L’influenza degli aspetti psicologici su quelli fisici, è ormai nota anche se purtroppo ancora non se ne conosce l’entità: basti pensare che un terzo dei concepimenti avviene durante la fase degli accertamenti diagnostici per l’infertilità o durante il periodo di attesa delle procedure di PMA, come se la possibilità di affidarsi al medico riducesse di per sé le ansie e le preoccupazioni della coppia.
Il percorso della coppia che affronta un problema di infertilità e che ricorre alle tecniche di procreazione mediamente assistita può a lungo andare, diventare sfibrante per i due partner.
Gli stress possono permanere a lungo dopo la conclusione delle procedure, anche se il percorso ha esito positivo.
La coppia vive una profonda solitudine e spesso non sa con chi parlare.
I due partner affrontano molte prove a cominciare dai molti accertamenti medici che vengono richiesti, alla difficoltà di reperire informazioni chiare, alla fatica di parlarne con amici e parenti, al sentimento di isolamento sociale che può manifestarsi, alla dimensione luttuosa con cui la coppia si confronta legato alla perdita della possibilità di avere un bambino naturalmente.

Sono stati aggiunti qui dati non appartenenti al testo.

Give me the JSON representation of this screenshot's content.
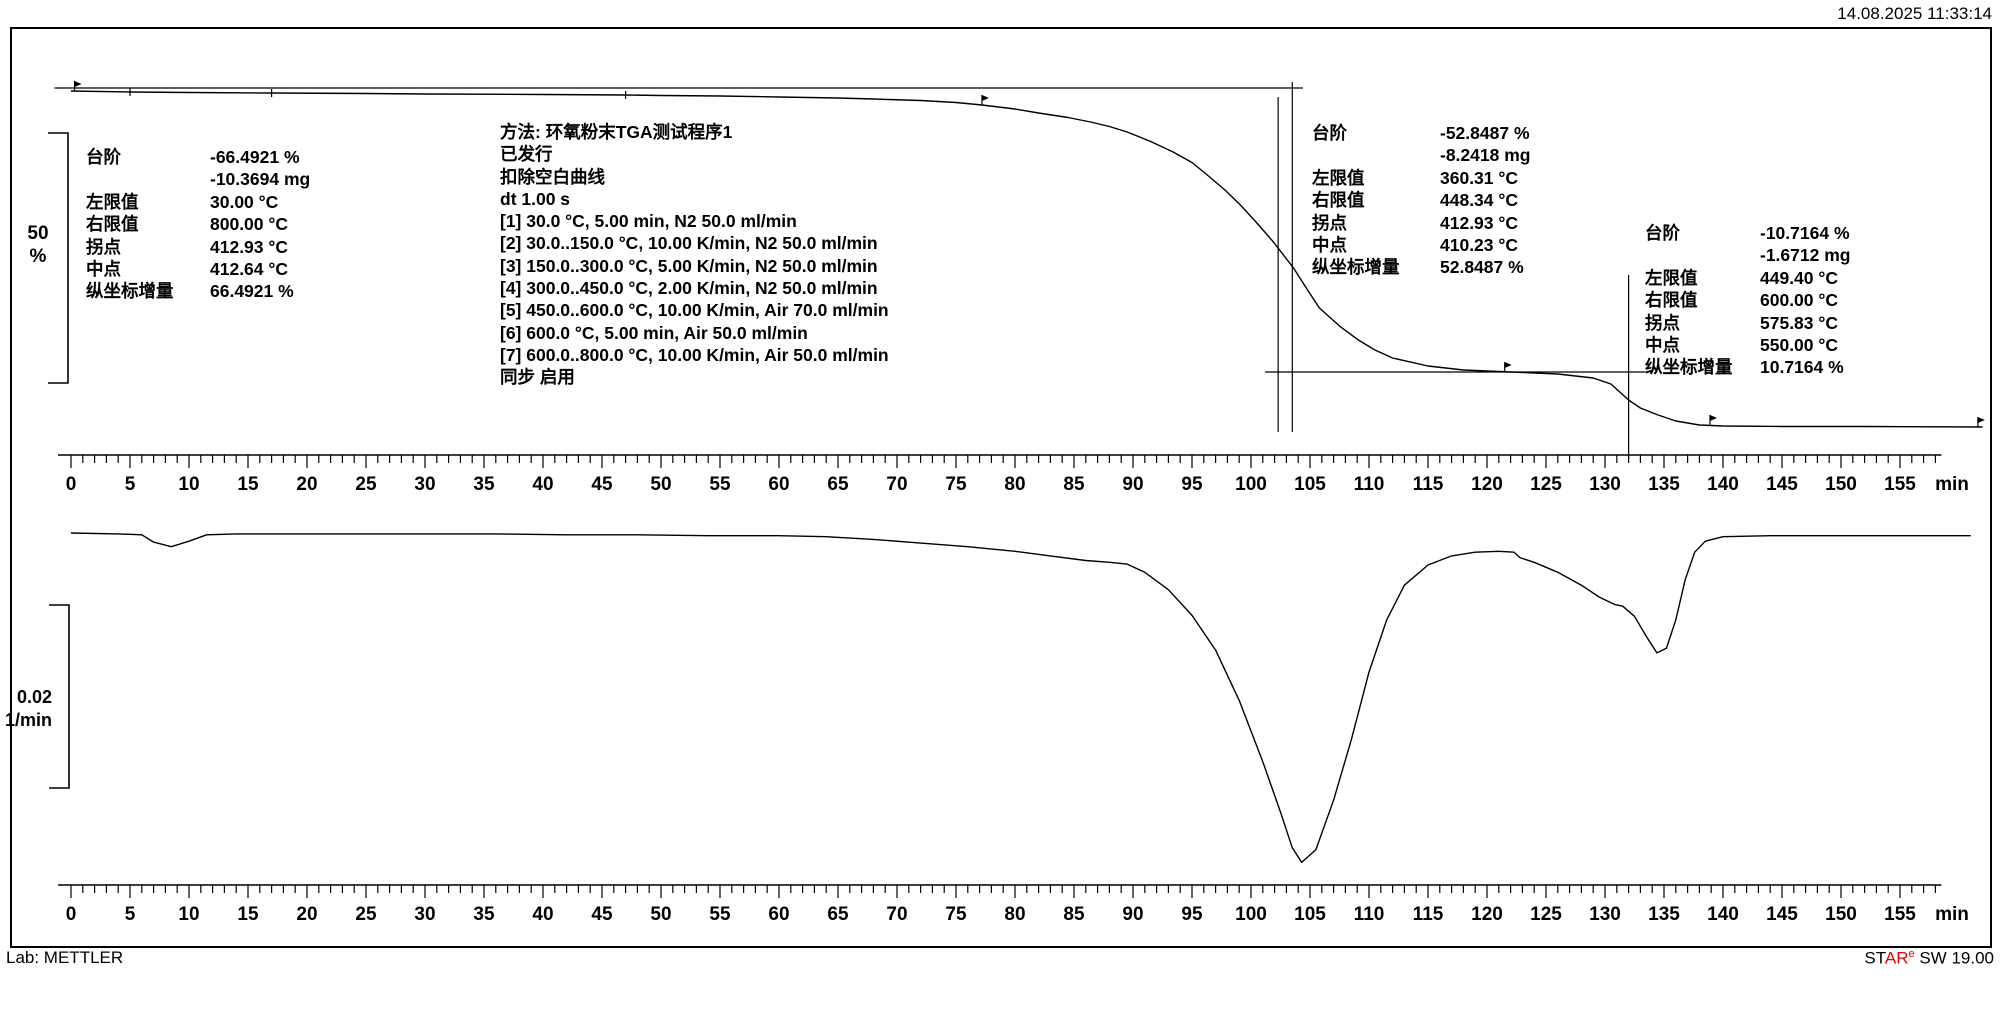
{
  "header": {
    "timestamp": "14.08.2025 11:33:14"
  },
  "footer": {
    "lab": "Lab: METTLER",
    "software": {
      "p1": "ST",
      "p2": "AR",
      "sup": "e",
      "p3": " SW 19.00",
      "red": "#e60000"
    }
  },
  "scale_markers": {
    "tga": {
      "value": "50",
      "unit": "%"
    },
    "dtg": {
      "value": "0.02",
      "unit": "1/min"
    }
  },
  "method": {
    "lines": [
      "方法: 环氧粉末TGA测试程序1",
      "已发行",
      "扣除空白曲线",
      "dt 1.00 s",
      "[1] 30.0 °C, 5.00 min, N2 50.0 ml/min",
      "[2] 30.0..150.0 °C, 10.00 K/min, N2 50.0 ml/min",
      "[3] 150.0..300.0 °C, 5.00 K/min, N2 50.0 ml/min",
      "[4] 300.0..450.0 °C, 2.00 K/min, N2 50.0 ml/min",
      "[5] 450.0..600.0 °C, 10.00 K/min, Air 70.0 ml/min",
      "[6] 600.0 °C, 5.00 min, Air 50.0 ml/min",
      "[7] 600.0..800.0 °C, 10.00 K/min, Air 50.0 ml/min",
      "同步 启用"
    ]
  },
  "results": [
    {
      "rows": [
        {
          "label": "台阶",
          "value": "-66.4921 %"
        },
        {
          "label": "",
          "value": "-10.3694 mg"
        },
        {
          "label": "左限值",
          "value": "30.00 °C"
        },
        {
          "label": "右限值",
          "value": "800.00 °C"
        },
        {
          "label": "拐点",
          "value": "412.93 °C"
        },
        {
          "label": "中点",
          "value": "412.64 °C"
        },
        {
          "label": "纵坐标增量",
          "value": "66.4921 %"
        }
      ]
    },
    {
      "rows": [
        {
          "label": "台阶",
          "value": "-52.8487 %"
        },
        {
          "label": "",
          "value": "-8.2418 mg"
        },
        {
          "label": "左限值",
          "value": "360.31 °C"
        },
        {
          "label": "右限值",
          "value": "448.34 °C"
        },
        {
          "label": "拐点",
          "value": "412.93 °C"
        },
        {
          "label": "中点",
          "value": "410.23 °C"
        },
        {
          "label": "纵坐标增量",
          "value": "52.8487 %"
        }
      ]
    },
    {
      "rows": [
        {
          "label": "台阶",
          "value": "-10.7164 %"
        },
        {
          "label": "",
          "value": "-1.6712 mg"
        },
        {
          "label": "左限值",
          "value": "449.40 °C"
        },
        {
          "label": "右限值",
          "value": "600.00 °C"
        },
        {
          "label": "拐点",
          "value": "575.83 °C"
        },
        {
          "label": "中点",
          "value": "550.00 °C"
        },
        {
          "label": "纵坐标增量",
          "value": "10.7164 %"
        }
      ]
    }
  ],
  "chart_data": [
    {
      "type": "line",
      "name": "TGA mass curve",
      "x_unit": "min",
      "y_unit": "% mass",
      "scale_bar": "50 %",
      "axis": {
        "min": 0,
        "max": 155,
        "major_step": 5,
        "minor_step": 1,
        "minor_max": 158,
        "unit": "min"
      },
      "points": [
        [
          0,
          99.8
        ],
        [
          5,
          99.6
        ],
        [
          10,
          99.5
        ],
        [
          17,
          99.4
        ],
        [
          25,
          99.3
        ],
        [
          30,
          99.2
        ],
        [
          40,
          99.1
        ],
        [
          47,
          99.0
        ],
        [
          50,
          98.9
        ],
        [
          55,
          98.8
        ],
        [
          60,
          98.6
        ],
        [
          65,
          98.4
        ],
        [
          68,
          98.2
        ],
        [
          72,
          97.9
        ],
        [
          75,
          97.5
        ],
        [
          77.2,
          97.0
        ],
        [
          80,
          96.2
        ],
        [
          82,
          95.4
        ],
        [
          84.5,
          94.5
        ],
        [
          86.4,
          93.6
        ],
        [
          88,
          92.7
        ],
        [
          89.5,
          91.6
        ],
        [
          91.5,
          89.7
        ],
        [
          93.4,
          87.6
        ],
        [
          95,
          85.5
        ],
        [
          96.3,
          83.0
        ],
        [
          97.8,
          80.0
        ],
        [
          99.1,
          77.0
        ],
        [
          100.5,
          73.4
        ],
        [
          101.9,
          69.6
        ],
        [
          103.6,
          64.4
        ],
        [
          104.8,
          60.0
        ],
        [
          105.8,
          56.4
        ],
        [
          107.5,
          52.8
        ],
        [
          109.1,
          50.0
        ],
        [
          110.5,
          48.0
        ],
        [
          112,
          46.4
        ],
        [
          115,
          44.8
        ],
        [
          118,
          44.0
        ],
        [
          122,
          43.6
        ],
        [
          126,
          43.2
        ],
        [
          129,
          42.4
        ],
        [
          130.5,
          41.2
        ],
        [
          132,
          38.0
        ],
        [
          133,
          36.4
        ],
        [
          134.5,
          35.0
        ],
        [
          136,
          33.8
        ],
        [
          138,
          33.0
        ],
        [
          140,
          32.8
        ],
        [
          145,
          32.7
        ],
        [
          152,
          32.7
        ],
        [
          162,
          32.6
        ]
      ]
    },
    {
      "type": "line",
      "name": "DTG derivative curve",
      "x_unit": "min",
      "y_unit": "1/min",
      "scale_bar": "0.02 1/min",
      "axis": {
        "min": 0,
        "max": 155,
        "major_step": 5,
        "minor_step": 1,
        "minor_max": 158,
        "unit": "min"
      },
      "points": [
        [
          0,
          0
        ],
        [
          4,
          -0.0001
        ],
        [
          6,
          -0.0002
        ],
        [
          7,
          -0.001
        ],
        [
          8.5,
          -0.0015
        ],
        [
          10,
          -0.0009
        ],
        [
          11.5,
          -0.0002
        ],
        [
          14,
          -0.0001
        ],
        [
          20,
          -0.0001
        ],
        [
          26,
          -0.0001
        ],
        [
          30,
          -0.0001
        ],
        [
          36,
          -0.0001
        ],
        [
          42,
          -0.0002
        ],
        [
          48,
          -0.0002
        ],
        [
          54,
          -0.0003
        ],
        [
          60,
          -0.0003
        ],
        [
          64,
          -0.0004
        ],
        [
          68,
          -0.0007
        ],
        [
          72,
          -0.0011
        ],
        [
          76,
          -0.0015
        ],
        [
          80,
          -0.002
        ],
        [
          83,
          -0.0025
        ],
        [
          86,
          -0.003
        ],
        [
          88,
          -0.0032
        ],
        [
          89.5,
          -0.0034
        ],
        [
          91,
          -0.0043
        ],
        [
          93,
          -0.0062
        ],
        [
          95,
          -0.009
        ],
        [
          97,
          -0.0128
        ],
        [
          99,
          -0.0183
        ],
        [
          101,
          -0.025
        ],
        [
          102.5,
          -0.0305
        ],
        [
          103.5,
          -0.0344
        ],
        [
          104.3,
          -0.036
        ],
        [
          105.5,
          -0.0346
        ],
        [
          107,
          -0.0292
        ],
        [
          108.5,
          -0.0226
        ],
        [
          110,
          -0.0152
        ],
        [
          111.5,
          -0.0095
        ],
        [
          113,
          -0.0057
        ],
        [
          115,
          -0.0035
        ],
        [
          117,
          -0.0025
        ],
        [
          119,
          -0.0021
        ],
        [
          121,
          -0.002
        ],
        [
          122.3,
          -0.0021
        ],
        [
          122.8,
          -0.0027
        ],
        [
          124,
          -0.0032
        ],
        [
          126,
          -0.0043
        ],
        [
          128,
          -0.0057
        ],
        [
          129.5,
          -0.007
        ],
        [
          130.8,
          -0.0078
        ],
        [
          131.5,
          -0.008
        ],
        [
          132.5,
          -0.0091
        ],
        [
          133.5,
          -0.0113
        ],
        [
          134.4,
          -0.0131
        ],
        [
          135.2,
          -0.0126
        ],
        [
          136,
          -0.0095
        ],
        [
          136.8,
          -0.0051
        ],
        [
          137.6,
          -0.0021
        ],
        [
          138.5,
          -0.0009
        ],
        [
          140,
          -0.0004
        ],
        [
          144,
          -0.0003
        ],
        [
          150,
          -0.0003
        ],
        [
          156,
          -0.0003
        ],
        [
          161,
          -0.0003
        ]
      ]
    }
  ],
  "annotations": {
    "h_lines": [
      {
        "pct": 100.4,
        "t1": -1.4,
        "t2": 104.4
      },
      {
        "pct": 43.6,
        "t1": 101.2,
        "t2": 133.4
      }
    ],
    "v_lines": [
      {
        "t": 102.3,
        "pct_top": 98.6,
        "pct_bot": 31.6
      },
      {
        "t": 103.5,
        "pct_top": 101.6,
        "pct_bot": 31.6
      },
      {
        "t": 132.0,
        "pct_top": 63.0,
        "pct_bot": 26.2
      }
    ],
    "flags": [
      {
        "t": 0.3,
        "pct": 99.8
      },
      {
        "t": 77.2,
        "pct": 97.0
      },
      {
        "t": 121.5,
        "pct": 43.6
      },
      {
        "t": 138.9,
        "pct": 33.0
      },
      {
        "t": 161.6,
        "pct": 32.6
      }
    ],
    "curve_ticks": [
      {
        "t": 5,
        "pct": 99.6
      },
      {
        "t": 17,
        "pct": 99.4
      },
      {
        "t": 47,
        "pct": 99.0
      }
    ]
  }
}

E’ molto importante che il medico sia preparato ad accogliere la coppia nella complessità di ciò che sta vivendo, che conosca le dinamiche che si determinano quando un figlio che si desidera tarda ad arrivare, o che si innescano con un percorso di fecondazione assistita.

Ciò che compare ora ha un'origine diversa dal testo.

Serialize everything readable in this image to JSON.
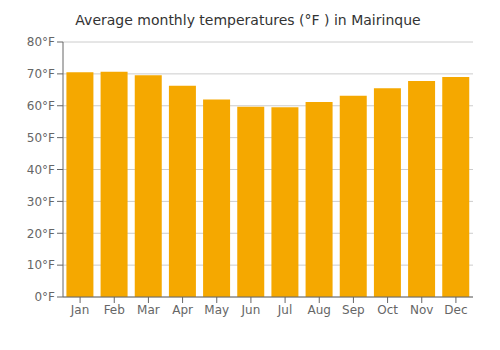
{
  "chart_data": {
    "type": "bar",
    "title": "Average monthly temperatures (°F ) in Mairinque",
    "categories": [
      "Jan",
      "Feb",
      "Mar",
      "Apr",
      "May",
      "Jun",
      "Jul",
      "Aug",
      "Sep",
      "Oct",
      "Nov",
      "Dec"
    ],
    "values": [
      70.5,
      70.7,
      69.6,
      66.3,
      62.0,
      59.7,
      59.5,
      61.2,
      63.1,
      65.5,
      67.8,
      69.0
    ],
    "color": "#F5A800",
    "ylim": [
      0,
      80
    ],
    "yticks": [
      {
        "value": 0,
        "label": "0°F"
      },
      {
        "value": 10,
        "label": "10°F"
      },
      {
        "value": 20,
        "label": "20°F"
      },
      {
        "value": 30,
        "label": "30°F"
      },
      {
        "value": 40,
        "label": "40°F"
      },
      {
        "value": 50,
        "label": "50°F"
      },
      {
        "value": 60,
        "label": "60°F"
      },
      {
        "value": 70,
        "label": "70°F"
      },
      {
        "value": 80,
        "label": "80°F"
      }
    ],
    "grid": true
  }
}
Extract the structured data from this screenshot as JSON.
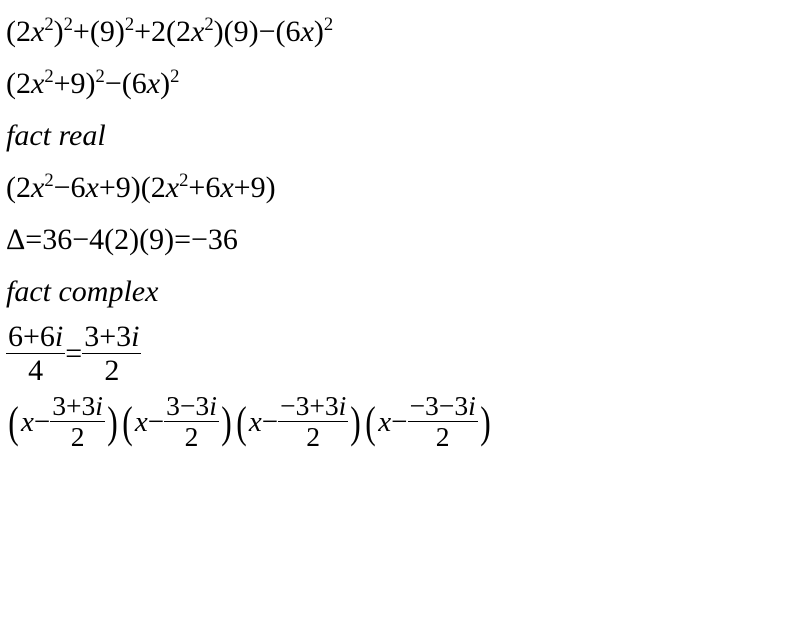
{
  "lines": {
    "l1_p1": "(2",
    "l1_p2": ")",
    "l1_p3": "+(9)",
    "l1_p4": "+2(2",
    "l1_p5": ")(9)−(6",
    "l1_p6": ")",
    "l2_p1": "(2",
    "l2_p2": "+9)",
    "l2_p3": "−(6",
    "l2_p4": ")",
    "l3": "fact real",
    "l4_p1": "(2",
    "l4_p2": "−6",
    "l4_p3": "+9)(2",
    "l4_p4": "+6",
    "l4_p5": "+9)",
    "l5": "Δ=36−4(2)(9)=−36",
    "l6": "fact complex",
    "l7_num1": "6+6",
    "l7_den1": "4",
    "l7_eq": "=",
    "l7_num2": "3+3",
    "l7_den2": "2",
    "l8_f1_num": "3+3",
    "l8_f1_den": "2",
    "l8_f2_num": "3−3",
    "l8_f2_den": "2",
    "l8_f3_num": "−3+3",
    "l8_f3_den": "2",
    "l8_f4_num": "−3−3",
    "l8_f4_den": "2",
    "x": "x",
    "i": "i",
    "sup2": "2",
    "minus": "−",
    "lparen": "(",
    "rparen": ")"
  }
}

La coppia si prepara a “contenere” un bambino ed è molto importante che si senta “contenuta” simbolicamente nella mente dell’operatore che si prende cura di lei.

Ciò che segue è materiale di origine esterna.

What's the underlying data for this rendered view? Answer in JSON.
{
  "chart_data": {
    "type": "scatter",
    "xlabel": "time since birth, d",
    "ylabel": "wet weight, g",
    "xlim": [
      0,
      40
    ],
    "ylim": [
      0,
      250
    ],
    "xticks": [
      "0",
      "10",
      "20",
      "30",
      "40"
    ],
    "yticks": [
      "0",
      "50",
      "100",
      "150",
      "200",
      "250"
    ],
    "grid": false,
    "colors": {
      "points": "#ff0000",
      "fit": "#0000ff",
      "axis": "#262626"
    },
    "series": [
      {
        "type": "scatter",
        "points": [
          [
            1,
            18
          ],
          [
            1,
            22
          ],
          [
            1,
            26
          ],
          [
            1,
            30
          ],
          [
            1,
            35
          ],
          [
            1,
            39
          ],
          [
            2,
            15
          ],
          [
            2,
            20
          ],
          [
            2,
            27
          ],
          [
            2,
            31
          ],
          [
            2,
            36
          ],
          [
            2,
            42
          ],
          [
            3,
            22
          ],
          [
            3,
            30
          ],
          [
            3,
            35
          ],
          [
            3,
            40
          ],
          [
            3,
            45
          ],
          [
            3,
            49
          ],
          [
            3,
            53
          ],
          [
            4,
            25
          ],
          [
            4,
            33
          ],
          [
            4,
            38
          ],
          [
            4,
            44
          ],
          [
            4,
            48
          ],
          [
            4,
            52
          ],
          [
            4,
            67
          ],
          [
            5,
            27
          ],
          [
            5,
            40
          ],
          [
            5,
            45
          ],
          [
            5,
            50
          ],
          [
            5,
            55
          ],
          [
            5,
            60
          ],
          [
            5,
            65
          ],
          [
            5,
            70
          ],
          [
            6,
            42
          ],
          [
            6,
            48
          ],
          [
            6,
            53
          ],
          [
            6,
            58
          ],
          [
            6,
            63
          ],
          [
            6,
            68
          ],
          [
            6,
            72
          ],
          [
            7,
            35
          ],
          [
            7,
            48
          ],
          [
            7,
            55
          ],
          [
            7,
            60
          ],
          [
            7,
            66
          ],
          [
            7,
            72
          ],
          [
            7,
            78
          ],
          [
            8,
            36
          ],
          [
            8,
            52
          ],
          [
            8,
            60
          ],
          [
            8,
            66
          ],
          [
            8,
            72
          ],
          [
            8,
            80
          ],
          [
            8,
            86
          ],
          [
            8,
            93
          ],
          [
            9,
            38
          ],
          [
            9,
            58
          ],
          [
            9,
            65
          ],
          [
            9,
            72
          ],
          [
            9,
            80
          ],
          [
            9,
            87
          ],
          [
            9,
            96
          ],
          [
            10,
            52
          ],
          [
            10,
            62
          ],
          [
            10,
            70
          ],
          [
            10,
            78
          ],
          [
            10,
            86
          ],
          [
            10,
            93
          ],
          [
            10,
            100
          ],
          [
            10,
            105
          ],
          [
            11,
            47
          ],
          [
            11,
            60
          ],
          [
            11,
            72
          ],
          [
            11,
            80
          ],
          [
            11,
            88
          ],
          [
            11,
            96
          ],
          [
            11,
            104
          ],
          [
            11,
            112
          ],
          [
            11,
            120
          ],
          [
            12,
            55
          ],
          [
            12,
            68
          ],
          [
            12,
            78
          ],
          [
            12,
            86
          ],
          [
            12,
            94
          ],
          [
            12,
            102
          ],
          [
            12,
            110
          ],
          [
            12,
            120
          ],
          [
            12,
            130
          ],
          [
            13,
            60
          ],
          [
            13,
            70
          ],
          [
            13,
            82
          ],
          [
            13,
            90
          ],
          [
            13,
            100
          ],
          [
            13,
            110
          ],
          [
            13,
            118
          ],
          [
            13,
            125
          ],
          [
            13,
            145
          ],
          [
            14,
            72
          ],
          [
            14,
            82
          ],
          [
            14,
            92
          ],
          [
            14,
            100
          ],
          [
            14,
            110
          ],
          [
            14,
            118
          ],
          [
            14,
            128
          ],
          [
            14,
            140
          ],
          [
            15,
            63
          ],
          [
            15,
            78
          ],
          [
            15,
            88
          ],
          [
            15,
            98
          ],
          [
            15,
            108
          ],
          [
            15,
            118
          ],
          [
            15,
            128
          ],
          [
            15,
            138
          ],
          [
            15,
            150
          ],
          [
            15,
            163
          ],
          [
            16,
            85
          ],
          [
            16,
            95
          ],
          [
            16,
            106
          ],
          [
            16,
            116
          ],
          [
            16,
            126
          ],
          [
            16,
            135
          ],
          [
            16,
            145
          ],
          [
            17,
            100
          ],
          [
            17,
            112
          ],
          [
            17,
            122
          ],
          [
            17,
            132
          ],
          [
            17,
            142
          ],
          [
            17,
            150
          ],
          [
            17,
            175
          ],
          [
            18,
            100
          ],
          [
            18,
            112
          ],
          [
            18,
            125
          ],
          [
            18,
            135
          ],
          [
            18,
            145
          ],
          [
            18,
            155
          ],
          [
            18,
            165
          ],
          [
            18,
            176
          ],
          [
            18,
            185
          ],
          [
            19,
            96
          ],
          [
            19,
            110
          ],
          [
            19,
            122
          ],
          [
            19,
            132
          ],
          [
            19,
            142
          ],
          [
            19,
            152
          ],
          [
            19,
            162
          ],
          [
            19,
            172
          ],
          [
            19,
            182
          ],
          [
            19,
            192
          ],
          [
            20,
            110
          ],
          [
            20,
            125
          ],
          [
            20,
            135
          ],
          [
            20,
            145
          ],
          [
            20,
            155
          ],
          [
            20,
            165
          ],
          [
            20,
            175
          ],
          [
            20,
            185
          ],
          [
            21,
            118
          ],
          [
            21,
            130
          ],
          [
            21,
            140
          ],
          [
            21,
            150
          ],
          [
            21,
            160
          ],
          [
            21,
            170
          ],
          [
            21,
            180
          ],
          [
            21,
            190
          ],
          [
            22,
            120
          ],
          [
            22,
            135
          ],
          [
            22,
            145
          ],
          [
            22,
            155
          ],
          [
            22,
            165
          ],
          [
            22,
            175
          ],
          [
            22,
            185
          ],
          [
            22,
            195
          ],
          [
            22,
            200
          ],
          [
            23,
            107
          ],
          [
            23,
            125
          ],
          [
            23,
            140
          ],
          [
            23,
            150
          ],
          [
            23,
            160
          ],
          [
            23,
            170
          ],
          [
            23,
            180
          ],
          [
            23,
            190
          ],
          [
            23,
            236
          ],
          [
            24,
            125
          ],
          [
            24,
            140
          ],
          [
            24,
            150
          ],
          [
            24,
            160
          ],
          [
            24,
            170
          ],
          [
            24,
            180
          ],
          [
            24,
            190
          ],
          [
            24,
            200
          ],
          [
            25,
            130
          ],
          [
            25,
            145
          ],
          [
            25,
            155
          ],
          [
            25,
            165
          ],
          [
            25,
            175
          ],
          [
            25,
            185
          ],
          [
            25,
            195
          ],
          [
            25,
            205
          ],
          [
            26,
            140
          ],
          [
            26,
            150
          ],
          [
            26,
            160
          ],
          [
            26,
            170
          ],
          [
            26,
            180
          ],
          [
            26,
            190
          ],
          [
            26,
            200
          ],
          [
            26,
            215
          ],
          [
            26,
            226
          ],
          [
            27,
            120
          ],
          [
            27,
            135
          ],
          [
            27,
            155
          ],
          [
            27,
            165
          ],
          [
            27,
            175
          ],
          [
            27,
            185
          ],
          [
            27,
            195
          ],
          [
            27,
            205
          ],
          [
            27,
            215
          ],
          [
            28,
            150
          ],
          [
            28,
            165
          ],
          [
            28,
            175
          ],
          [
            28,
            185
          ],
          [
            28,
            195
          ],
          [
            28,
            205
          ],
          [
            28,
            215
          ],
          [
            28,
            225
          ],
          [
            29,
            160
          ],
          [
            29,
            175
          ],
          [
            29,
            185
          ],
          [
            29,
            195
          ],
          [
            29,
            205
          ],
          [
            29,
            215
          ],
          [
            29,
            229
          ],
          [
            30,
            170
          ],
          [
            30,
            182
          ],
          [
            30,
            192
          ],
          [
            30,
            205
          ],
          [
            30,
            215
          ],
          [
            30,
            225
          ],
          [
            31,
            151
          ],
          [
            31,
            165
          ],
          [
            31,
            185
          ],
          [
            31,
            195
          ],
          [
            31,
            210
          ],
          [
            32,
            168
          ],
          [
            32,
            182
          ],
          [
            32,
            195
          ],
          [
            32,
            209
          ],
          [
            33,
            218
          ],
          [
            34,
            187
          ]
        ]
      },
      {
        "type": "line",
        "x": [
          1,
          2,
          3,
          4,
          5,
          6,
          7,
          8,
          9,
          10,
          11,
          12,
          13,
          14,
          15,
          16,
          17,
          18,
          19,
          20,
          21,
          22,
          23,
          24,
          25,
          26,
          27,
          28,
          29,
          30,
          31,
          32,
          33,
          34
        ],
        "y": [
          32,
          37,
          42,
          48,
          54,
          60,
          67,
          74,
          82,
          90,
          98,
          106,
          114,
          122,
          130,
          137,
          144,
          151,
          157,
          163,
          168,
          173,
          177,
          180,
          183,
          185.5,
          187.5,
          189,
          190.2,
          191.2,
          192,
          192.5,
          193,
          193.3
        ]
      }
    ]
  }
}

Avere una cultura delle relazioni non significa soltanto mettere la coppia (e non la donna!) al centro del percorso di PMA ma poterla guardare nella complessità del suo progetto esistenziale: significa tenere presente la fase del ciclo vitale in cui si trova; conoscere le dinamiche che si possono innescare tra i partner durante la preparazione, il trattamento, l’attesa; avere presente l’importanza del contesto allargato nel quale la coppia è inserita e la qualità dei rapporti dei partner con le famiglie d’origine; conoscere i meccanismi difensivi e l’impatto devastante che può avere un fallimento; sapere che per accogliere un bambino, ci vuole un nido, fatto di condivisione e di sostegno reciproco.
Dare valore alla dimensione relazionale della cura, oltre a contribuire alle percentuali di successo delle gravidanze, rappresenta un fattore protettivo che può aiutare, qualora il percorso non portasse al risultato sperato, ad avere più possibilità di superare la perdita. Il “successo”, infatti, non può essere rappresentato solo dalla gravidanza, ma anche dalla possibilità per quella coppia di sopravvivere alla fatica delle cure, all’angoscia, all’incertezza e al dolore di un lutto.